Vero Beach Becomes Dodgers Spring Training Home

Dodgertown is now the Vero Beach Sports Village. The former spring training home of the Brooklyn/Los Angeles Dodgers for 60 years (1948-2008) no longer houses the team. And memories of its opening seem distant.

The Brooklyn Dodgers moved their spring training home to Vero Beach one year after Jackie Robinson broke baseball’s color line in 1947. The team had trained in Havana, Cuba that year, but general manager Branch Rickey was looking for a place in the United States that could house his large contingent of minor and major league players.

Enter Vero Beach businessman and airport manager Bud Holman. He came up with the idea for inviting Brooklyn to use an old World War II Naval station as their spring training home. Minor League GM Buzzy Bavasi visited Vero Beach, but Holman never let him near the base. Rickey decided to accept Holman’s offer anyway.

According to writer Sidney P. Johnston, ‘Rickey believed that racism was less prevalent in Vero Beach than most other places in the South. African-American baseball players, like all people of their race, encountered discrimination not only in larger cities, such as Jacksonville and Tampa, but in small towns as well. Jackie Robinson aroused protests in Sanford during his first year in the Dodger farm system, while Jacksonville and Deland closed their stadiums to the integrated Dodger farm system.”

It was very important to Rickey that his team stayed together during spring training. Even in Havana the Dodgers had been housed in separate hotels. So the Vero Beach complex was designed to keep them on base as much as possible. In addition to the baseball facilities a postal station, canteen, barbershop, Western union, offices and lounge were built on the site.

The Dodgers first spring training at Vero Beach began with 26 teams on a site where conditions were terrible. ‘We’d carry a fungo bat in case you had to stop and kill a snake along the way’ said pitcher Carl Erskine. The big league team played its games at Miami Stadium while the minor leaguers played on base fields infested with snakes, bugs and other kinds of wildlife. As for housing there were two barracks built on stilts with no heat or air conditioning. The players slept six to a room.

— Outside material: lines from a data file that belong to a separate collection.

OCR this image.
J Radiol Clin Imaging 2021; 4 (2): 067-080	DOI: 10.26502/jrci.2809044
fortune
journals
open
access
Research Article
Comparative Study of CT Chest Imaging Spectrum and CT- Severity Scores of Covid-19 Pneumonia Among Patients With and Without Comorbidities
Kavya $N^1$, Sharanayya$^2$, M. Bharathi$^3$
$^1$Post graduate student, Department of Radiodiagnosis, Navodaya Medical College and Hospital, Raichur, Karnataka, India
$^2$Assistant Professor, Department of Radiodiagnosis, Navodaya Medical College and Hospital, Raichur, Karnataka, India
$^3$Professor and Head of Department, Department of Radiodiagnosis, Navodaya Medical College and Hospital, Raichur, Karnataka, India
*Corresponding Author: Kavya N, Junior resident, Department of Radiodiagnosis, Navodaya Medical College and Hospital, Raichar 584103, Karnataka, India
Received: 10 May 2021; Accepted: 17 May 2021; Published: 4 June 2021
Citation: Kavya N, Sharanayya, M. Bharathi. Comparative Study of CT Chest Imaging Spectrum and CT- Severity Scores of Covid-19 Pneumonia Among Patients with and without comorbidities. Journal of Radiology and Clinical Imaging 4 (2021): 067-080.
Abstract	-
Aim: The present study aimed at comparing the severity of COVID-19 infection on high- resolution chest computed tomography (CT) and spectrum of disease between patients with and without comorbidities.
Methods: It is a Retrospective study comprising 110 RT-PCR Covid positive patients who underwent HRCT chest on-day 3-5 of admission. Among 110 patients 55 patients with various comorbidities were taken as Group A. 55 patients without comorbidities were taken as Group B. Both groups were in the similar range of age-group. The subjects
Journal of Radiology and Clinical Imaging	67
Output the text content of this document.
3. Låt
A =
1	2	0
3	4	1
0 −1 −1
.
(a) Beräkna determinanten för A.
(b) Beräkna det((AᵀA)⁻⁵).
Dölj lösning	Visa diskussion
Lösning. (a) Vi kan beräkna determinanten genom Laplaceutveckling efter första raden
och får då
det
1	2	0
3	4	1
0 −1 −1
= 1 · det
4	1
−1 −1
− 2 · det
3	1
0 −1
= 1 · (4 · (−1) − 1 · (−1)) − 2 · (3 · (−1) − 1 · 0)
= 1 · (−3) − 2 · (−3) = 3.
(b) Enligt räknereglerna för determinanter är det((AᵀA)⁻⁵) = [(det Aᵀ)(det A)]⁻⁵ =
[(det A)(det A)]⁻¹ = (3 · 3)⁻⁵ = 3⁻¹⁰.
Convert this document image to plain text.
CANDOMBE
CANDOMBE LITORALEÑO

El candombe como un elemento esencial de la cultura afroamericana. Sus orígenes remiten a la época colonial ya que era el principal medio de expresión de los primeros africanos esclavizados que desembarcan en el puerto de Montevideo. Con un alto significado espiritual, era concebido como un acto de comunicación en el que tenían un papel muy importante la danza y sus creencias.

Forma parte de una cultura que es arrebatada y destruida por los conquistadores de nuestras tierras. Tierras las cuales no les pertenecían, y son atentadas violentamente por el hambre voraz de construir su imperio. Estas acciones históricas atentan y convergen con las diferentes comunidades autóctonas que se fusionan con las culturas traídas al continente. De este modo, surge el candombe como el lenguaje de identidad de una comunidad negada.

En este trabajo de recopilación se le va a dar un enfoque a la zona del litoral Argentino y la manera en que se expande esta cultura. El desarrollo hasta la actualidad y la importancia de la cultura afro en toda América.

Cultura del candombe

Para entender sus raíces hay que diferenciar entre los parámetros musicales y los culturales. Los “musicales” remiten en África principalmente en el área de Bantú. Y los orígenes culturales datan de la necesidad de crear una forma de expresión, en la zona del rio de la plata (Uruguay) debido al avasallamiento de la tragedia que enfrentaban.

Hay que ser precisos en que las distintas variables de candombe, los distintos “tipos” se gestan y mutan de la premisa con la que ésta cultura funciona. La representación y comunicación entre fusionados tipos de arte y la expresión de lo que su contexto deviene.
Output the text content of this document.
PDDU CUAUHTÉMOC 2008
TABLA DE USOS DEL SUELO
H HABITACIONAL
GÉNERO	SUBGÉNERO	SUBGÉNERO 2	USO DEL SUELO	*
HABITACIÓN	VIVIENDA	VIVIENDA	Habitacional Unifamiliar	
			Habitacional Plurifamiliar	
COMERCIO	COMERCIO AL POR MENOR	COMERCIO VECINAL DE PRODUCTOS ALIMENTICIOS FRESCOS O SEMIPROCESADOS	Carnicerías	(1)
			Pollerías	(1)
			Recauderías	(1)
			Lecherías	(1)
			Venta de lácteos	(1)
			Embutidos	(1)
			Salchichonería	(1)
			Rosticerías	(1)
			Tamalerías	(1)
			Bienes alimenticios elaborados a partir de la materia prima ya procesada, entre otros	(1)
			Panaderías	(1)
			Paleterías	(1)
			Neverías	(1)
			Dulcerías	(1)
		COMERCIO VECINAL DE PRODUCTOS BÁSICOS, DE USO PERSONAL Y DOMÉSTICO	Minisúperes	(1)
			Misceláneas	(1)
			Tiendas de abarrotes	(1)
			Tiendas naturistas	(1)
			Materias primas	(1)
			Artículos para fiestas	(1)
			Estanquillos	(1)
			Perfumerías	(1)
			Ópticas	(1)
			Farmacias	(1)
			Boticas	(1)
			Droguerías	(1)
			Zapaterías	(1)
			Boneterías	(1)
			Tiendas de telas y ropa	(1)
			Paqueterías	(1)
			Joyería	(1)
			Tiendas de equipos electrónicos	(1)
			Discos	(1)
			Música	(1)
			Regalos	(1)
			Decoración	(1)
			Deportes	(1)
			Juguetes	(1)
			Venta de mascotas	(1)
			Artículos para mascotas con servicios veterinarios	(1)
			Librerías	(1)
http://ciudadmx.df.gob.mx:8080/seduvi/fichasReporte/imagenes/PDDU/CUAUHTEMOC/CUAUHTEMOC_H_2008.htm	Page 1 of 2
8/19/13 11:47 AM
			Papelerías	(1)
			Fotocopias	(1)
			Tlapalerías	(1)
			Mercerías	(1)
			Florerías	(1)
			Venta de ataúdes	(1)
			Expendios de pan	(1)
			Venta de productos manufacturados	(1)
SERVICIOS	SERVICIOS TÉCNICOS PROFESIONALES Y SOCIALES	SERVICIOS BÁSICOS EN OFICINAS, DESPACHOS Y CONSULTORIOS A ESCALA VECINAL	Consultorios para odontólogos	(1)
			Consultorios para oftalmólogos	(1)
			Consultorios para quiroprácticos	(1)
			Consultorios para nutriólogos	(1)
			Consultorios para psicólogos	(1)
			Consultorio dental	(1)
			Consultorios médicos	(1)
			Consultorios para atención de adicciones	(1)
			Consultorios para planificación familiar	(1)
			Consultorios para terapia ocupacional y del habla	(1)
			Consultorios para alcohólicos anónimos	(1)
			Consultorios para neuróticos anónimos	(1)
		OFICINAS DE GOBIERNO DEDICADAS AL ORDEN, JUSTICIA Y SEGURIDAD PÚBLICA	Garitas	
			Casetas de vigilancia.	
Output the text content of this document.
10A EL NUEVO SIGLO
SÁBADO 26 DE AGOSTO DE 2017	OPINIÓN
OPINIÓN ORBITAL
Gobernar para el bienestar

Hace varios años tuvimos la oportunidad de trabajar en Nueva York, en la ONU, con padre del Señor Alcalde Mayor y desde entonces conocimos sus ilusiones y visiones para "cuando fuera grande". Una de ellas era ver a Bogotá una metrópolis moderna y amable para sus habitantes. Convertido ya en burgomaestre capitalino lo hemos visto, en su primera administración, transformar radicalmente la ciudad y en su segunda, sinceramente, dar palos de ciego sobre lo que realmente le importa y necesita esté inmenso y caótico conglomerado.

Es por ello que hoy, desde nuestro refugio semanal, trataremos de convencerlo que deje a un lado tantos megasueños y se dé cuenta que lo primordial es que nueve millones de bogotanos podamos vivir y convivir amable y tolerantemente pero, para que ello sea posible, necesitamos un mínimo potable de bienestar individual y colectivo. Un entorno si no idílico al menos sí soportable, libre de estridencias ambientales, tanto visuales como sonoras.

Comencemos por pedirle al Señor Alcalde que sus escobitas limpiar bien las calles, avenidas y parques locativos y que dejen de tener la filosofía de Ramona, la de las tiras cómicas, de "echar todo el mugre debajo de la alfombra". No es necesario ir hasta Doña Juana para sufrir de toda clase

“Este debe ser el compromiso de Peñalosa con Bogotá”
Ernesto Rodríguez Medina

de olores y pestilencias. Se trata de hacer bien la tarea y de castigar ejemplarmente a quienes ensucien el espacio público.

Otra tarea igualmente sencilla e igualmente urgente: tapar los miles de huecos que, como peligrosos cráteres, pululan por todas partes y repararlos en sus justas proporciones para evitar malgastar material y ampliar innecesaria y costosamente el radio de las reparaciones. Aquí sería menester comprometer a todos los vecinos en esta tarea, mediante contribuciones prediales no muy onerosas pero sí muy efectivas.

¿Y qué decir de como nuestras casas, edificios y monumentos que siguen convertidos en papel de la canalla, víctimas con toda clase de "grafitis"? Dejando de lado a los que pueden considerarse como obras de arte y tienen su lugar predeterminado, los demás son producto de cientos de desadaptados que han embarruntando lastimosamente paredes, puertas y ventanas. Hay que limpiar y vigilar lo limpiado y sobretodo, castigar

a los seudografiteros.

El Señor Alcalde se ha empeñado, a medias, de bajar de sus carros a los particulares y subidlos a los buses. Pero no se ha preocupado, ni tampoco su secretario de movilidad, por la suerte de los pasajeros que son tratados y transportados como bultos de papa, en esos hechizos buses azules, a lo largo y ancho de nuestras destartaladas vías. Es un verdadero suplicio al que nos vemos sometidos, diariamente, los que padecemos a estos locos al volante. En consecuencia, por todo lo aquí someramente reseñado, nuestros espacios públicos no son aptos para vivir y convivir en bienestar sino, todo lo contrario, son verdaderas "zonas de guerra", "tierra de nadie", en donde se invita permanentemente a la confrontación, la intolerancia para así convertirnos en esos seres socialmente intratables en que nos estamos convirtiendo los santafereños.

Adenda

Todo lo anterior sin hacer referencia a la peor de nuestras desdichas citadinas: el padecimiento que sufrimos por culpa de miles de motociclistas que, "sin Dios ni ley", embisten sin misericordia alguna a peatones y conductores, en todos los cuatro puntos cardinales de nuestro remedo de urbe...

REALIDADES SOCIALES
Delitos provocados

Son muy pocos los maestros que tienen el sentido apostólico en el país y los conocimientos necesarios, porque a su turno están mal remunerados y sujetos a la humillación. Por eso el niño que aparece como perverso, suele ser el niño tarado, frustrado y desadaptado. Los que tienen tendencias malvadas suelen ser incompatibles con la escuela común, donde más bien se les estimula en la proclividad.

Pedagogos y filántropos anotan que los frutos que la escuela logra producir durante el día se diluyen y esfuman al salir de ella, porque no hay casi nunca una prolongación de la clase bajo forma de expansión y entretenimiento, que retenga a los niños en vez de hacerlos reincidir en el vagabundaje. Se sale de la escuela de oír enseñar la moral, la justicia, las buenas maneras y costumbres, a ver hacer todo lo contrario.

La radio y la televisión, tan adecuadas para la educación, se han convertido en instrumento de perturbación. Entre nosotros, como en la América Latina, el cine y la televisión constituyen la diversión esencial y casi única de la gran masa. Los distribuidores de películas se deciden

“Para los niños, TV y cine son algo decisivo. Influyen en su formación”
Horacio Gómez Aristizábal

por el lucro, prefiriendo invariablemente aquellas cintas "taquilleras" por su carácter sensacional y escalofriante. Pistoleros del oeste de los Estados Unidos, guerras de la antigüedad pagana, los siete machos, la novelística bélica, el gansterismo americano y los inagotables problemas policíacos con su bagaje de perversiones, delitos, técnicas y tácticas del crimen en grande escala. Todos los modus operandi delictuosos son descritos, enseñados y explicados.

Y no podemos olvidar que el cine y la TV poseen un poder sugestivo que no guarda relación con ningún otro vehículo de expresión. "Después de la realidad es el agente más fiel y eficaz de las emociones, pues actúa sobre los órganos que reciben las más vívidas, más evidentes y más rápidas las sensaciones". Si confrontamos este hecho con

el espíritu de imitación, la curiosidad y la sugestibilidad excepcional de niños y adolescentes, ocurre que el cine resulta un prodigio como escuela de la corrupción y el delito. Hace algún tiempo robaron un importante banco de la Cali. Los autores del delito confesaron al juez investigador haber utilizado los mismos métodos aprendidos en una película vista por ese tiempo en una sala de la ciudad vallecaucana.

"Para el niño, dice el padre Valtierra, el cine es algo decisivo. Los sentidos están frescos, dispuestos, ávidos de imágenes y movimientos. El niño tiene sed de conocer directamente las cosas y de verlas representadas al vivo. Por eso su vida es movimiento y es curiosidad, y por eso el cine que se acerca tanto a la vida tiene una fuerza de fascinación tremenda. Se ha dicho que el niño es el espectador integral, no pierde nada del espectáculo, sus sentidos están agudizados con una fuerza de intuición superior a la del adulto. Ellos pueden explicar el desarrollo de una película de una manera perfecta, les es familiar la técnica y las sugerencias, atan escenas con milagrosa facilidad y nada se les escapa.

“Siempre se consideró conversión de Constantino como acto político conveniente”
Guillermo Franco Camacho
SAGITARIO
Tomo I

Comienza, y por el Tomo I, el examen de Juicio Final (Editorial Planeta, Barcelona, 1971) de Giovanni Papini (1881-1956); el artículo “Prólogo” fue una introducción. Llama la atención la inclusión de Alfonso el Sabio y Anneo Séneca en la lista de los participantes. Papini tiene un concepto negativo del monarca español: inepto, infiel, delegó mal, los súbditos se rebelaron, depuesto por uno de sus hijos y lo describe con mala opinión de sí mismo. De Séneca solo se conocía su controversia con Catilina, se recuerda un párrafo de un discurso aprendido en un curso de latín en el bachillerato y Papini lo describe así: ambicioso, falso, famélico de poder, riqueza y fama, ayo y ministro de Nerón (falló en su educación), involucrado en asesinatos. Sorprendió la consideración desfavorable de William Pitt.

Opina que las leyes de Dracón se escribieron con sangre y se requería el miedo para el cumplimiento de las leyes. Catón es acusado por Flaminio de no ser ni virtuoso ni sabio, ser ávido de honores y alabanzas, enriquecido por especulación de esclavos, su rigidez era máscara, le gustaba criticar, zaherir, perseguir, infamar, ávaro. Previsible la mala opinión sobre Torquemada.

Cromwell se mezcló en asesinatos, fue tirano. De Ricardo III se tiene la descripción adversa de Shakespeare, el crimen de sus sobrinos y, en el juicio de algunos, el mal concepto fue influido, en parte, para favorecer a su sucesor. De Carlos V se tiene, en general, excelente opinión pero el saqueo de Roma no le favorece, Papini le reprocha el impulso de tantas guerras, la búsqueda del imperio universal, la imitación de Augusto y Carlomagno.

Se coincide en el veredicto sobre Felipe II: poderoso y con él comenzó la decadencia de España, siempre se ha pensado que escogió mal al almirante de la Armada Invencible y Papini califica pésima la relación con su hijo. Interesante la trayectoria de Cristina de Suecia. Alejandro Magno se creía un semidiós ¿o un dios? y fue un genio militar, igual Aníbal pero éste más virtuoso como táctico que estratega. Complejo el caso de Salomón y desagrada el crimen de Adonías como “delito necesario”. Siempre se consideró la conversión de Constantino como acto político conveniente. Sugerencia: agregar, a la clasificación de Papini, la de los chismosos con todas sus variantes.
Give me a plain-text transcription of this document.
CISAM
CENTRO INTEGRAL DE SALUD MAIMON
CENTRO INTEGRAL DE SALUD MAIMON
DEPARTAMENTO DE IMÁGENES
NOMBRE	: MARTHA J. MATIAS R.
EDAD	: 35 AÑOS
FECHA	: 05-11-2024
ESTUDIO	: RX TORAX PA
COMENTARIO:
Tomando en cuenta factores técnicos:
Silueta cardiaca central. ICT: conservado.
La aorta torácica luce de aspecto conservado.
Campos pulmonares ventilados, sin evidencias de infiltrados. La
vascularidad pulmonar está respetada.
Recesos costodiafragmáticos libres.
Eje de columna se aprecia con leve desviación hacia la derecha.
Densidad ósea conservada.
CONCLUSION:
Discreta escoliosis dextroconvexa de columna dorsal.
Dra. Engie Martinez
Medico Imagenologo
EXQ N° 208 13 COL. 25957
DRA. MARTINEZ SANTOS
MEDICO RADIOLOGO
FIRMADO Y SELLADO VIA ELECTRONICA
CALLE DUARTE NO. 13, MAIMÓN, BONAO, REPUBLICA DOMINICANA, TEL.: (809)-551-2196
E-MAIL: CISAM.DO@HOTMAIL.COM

The Dodgers opened their first spring training exhibition season at Vero Beach with Florida Governor Millard Caldwell throwing out the first pitch. Manager Leo Durocher returned from a one year suspension and shook hands with Commissioner Happy Chandler. Jackie Robinson hit a home run in the first inning as the Dodgers defeated their Montreal farm team 5-4. The game drew a crowd of 6,000 at $1.25 a ticket. And a love affair between team and city was born.

Life magazine found Dodgertown so interesting that they did an April 5 cover story on it.

And now the Dodgers are gone. They left in 2008 for Glendale Arizona where they will share a facility with the Chicago White Sox.

And a part of spring training history went with them.